Future gas will come from abroad

April 14th, 2014

This article is more than 10 years old.

There is just one biogas actor operating in the Danish gas network

Denmark continues the tough rhetoric with Russia over the ongoing crisis in Ukraine, but there could be serious implications for the country's future energy provision given dwindling oil and gas reserves in the North Sea.

Last month a report from the energy authority, Energistyrelsen, revealed that Denmark was not energy self-sufficient for the first time in 18 years and a new report from government-run Energinet.dk showed that oil and gas supplies will continue to be stretched in coming years.

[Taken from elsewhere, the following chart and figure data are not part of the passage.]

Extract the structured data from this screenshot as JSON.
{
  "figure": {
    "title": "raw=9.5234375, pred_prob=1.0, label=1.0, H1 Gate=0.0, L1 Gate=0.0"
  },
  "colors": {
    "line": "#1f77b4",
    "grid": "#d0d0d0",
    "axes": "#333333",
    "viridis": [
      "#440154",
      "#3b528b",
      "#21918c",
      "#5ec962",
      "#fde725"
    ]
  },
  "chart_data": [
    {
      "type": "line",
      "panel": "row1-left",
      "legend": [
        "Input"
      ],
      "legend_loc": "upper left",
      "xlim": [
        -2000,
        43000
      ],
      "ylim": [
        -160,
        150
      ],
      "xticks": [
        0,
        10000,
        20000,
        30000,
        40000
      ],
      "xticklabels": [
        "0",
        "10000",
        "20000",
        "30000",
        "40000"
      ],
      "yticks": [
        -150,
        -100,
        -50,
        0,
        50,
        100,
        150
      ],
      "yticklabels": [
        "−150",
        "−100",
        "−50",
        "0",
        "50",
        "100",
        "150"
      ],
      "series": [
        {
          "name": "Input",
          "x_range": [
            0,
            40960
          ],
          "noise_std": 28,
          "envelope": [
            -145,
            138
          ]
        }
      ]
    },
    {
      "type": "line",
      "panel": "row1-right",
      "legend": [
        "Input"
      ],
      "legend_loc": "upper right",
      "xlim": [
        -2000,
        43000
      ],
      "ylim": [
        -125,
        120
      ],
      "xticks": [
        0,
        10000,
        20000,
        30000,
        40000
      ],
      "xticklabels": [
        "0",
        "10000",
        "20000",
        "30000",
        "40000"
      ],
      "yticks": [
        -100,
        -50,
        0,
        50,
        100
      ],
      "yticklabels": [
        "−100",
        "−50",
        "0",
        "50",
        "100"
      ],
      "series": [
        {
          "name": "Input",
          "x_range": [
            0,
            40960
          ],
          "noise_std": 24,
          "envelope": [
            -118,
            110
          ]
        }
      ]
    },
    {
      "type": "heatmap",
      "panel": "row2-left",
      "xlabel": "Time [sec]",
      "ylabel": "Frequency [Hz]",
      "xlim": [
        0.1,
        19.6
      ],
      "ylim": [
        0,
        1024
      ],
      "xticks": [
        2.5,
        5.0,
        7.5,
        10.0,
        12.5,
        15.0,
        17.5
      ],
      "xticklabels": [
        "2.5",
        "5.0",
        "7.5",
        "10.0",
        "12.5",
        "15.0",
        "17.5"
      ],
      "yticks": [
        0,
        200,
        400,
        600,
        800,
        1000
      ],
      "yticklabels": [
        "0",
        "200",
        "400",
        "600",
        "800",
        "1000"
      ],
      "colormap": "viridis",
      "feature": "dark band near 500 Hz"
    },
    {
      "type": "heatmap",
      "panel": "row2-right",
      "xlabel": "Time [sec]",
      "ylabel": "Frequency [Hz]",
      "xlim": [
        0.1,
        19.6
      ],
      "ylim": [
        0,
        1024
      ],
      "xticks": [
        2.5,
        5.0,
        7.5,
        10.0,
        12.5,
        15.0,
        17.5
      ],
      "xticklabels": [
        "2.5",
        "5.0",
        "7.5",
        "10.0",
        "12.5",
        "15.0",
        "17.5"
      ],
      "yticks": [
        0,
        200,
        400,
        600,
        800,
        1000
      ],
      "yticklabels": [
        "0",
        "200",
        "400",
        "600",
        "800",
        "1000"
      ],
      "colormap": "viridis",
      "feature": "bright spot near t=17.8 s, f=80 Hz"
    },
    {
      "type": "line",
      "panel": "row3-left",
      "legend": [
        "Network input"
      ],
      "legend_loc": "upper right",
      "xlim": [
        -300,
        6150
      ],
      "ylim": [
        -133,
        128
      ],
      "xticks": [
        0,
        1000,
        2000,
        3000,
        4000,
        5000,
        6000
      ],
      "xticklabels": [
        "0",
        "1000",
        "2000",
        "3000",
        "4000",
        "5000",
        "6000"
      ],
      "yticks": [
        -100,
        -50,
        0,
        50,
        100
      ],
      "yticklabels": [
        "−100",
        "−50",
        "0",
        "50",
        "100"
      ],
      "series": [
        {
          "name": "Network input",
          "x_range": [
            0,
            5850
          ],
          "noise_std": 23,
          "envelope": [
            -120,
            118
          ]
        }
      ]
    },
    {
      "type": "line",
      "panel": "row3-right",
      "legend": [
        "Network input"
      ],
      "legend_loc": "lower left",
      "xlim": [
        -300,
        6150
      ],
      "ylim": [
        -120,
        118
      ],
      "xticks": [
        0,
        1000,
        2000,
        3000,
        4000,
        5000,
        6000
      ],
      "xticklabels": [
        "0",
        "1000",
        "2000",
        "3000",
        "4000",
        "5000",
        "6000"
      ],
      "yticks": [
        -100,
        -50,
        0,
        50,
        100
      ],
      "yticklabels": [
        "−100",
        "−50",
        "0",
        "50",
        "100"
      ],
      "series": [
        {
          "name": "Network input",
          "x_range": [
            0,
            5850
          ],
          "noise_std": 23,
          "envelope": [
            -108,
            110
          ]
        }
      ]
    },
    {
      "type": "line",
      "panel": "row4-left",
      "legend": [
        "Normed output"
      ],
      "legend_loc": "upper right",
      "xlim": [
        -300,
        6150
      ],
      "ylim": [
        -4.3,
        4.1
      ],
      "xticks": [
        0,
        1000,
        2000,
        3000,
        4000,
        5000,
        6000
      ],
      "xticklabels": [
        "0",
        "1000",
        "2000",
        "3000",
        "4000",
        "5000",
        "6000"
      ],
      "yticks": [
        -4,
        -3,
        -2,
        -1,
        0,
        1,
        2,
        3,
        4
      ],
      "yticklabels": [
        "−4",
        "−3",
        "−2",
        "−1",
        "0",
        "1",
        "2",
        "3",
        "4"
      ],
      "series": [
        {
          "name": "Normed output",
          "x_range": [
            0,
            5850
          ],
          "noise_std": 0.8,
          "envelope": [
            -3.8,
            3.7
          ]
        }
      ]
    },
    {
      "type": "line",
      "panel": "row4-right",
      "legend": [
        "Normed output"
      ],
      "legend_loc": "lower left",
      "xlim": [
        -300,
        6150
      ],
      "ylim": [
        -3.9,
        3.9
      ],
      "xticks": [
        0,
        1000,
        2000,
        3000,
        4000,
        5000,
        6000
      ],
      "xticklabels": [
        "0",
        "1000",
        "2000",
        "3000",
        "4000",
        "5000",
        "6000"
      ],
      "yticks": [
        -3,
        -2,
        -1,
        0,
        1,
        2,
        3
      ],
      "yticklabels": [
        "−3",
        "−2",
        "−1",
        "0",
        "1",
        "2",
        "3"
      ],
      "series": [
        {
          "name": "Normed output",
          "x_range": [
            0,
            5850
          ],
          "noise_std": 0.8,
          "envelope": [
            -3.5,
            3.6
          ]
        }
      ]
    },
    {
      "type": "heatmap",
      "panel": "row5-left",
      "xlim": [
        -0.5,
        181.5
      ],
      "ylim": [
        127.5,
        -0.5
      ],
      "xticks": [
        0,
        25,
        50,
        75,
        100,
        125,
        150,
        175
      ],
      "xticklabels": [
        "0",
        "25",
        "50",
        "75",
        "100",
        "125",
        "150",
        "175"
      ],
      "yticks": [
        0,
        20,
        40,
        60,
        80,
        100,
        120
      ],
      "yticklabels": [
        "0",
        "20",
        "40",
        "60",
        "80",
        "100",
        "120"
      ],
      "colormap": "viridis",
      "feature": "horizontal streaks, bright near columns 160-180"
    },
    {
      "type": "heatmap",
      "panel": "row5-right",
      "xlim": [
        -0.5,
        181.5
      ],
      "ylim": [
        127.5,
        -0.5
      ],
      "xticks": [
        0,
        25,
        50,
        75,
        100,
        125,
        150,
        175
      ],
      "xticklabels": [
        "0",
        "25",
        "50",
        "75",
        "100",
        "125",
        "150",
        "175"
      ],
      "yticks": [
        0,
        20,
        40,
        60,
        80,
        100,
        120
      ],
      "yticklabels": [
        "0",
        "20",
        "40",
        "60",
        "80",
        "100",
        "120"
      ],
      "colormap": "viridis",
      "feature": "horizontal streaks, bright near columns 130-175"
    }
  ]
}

“Then we will have to get our gas from the international markets,” Jeppe Danø, the marketing head of Energi.dk, said in a press release. “We have just expanded our import capacity on our side of the border, but Germany still needs to complete its export capacity expansion to Denmark.”

READ MORE: Denmark no longer self-sufficient in energy

Sustainable transition
Energinet.dk expects that the gas supply line from Germany will be fully functional by 2015 and, while a crisis could occur, local and international energy provisions combined with Danish gas reserves should be enough to keep Denmark and Sweden supplied in the coming years.   

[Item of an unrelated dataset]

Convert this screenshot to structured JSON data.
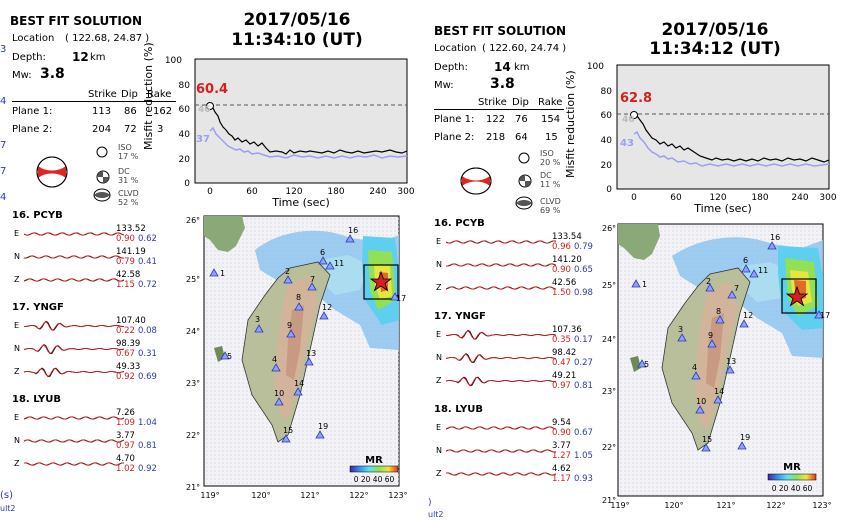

But Denmark’s transition to sustainability presents another challenge and the government wants the nation to run 100 percent on sustainable energy by 2050.

Biogas and other green gasses must be incorporated into the Danish supply chain and as of now there is only one biogas actor operating in the Danish gas network.

The European gas market is dominated by Norway and Russia, which each account for 25 percent of total gas deliveries in Europe.